Au-delà de ces articles alimentaires, nous avons aussi visité le Temple Night Market et le Lady Market, deux institutions en termes de gadgets et autres souvenirs en tout genre. Il faut dire que les montres s'y vendent par 5 au prix d'une pile en France. A savoir si elles tiendront longtemps, c'est une autre histoire ! On a même croisé, dans le premier, des stands de « voyants » lisant l'avenir dans des cartes tirés par... des oiseaux ! Mais notre chinois étant limité pour le moment et leur anglais peut-être aussi bon que notre chinois, on s'est abstenu. Dommage, on aurait certainement bien rigolé !

Enfin, après ce qui se mange mais que l'on n'osera peut-être jamais tester, après ce qui clignote de partout mais dont on ignore pour quelle durée... nous nous sommes attaqués au troisième pilier : le « domestique ». Alignement de fleuristes et centaines d'oiseaux à vendre sur Yuen Po Street et « agglutinement » de poissons exotiques dans des sachets transparents gonflés sur Tung Choi Street. Encore une ambiance de fous !

Une ville qui respire...

Mais Hong Kong, ce n'est pas seulement une ville ultra-urbanisée. Hong-Kong, c'est aussi de superbes espaces verts paisibles disséminés ça et là dans la ville, véritables lieux d'apaisement pour pratiquer le « Tai Chi » ou se ressourcer sur un point d'eau ; c'est aussi un extraordinaire parcs botanique et zoologique pour découvrir une faune peu courante d'ici et d'ailleurs ; c'est aussi des temples zen au milieu du brouhaha... Une ville qui respire.

Nous avons surtout bien pu sentir ce pouls apaisé durant notre troisième jour.

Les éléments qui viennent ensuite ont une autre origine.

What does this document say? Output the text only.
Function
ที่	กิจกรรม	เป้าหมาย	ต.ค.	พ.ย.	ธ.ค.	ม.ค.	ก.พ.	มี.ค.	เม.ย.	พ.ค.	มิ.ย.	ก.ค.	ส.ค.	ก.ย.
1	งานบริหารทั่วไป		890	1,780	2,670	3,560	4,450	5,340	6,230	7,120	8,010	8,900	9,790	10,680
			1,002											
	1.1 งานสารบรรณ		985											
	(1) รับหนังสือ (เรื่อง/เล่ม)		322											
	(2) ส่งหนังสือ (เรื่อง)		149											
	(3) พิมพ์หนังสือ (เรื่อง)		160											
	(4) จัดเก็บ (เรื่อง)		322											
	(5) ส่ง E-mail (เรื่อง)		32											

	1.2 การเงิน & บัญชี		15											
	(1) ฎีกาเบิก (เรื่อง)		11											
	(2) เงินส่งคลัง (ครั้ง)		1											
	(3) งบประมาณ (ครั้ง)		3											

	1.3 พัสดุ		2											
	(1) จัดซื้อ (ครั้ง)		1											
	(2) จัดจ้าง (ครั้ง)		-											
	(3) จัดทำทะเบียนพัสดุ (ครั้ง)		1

Tout d'abord, notre traversée d'une rive à l'autre en « Star Ferry » aux aurores nous donnait déjà une impression de calme. Pénétrer sur ces embarcations historiques datant de la fin du XIXème siècle, s'asseoir sur les bancs en bois de l'époque et entendre la sirène marine sonnant le départ... nous a donné l'impression de partir en mer pour des semaines. Le décor de buildings paraissaient presque comme une toile de fond que l'on aurait posé derrière pour les besoins d'un film. Et 9 minutes plus tard, nous mettions de nouveau les pieds sur la terre ferme.

Pour continuer dans la thématique « zen », nous nous sommes rendus au « Peak », le plus haut point de la ville. Embarquement dans le « Peak Tram », un tramway d'autrefois qui s'incline sur certaines portions du trajet jusqu'à 45 degrés pour atteindre le sommet ; on se croirait couchés, debout ! Et à l'arrivée, nous avons eu la chance de trouver un ciel dégagé pour observer l'intégralité de la ville étendue à nos pieds. Une sensation de « maîtres du monde » à la clef ! Du coup, on s'est décidé pour faire perdurer cette pause bucolique en effectuant la descente à pied (dans ce sens, c'est toujours plus facile) et nous n'avons pas regretté. La forêt dense nous a accompagnait tout du long des 3 kilomètres et quelques et parfois, au détour d'un escalier plus pentu, nous nous demandions si nous étions bien à Hong Kong et si les centaines d'immeubles que nous avions dominés quelques minutes auparavant n'étaient pas des mirages. Mais non, nous avons bien retrouvé la folie des grandeur en arrivant en bas.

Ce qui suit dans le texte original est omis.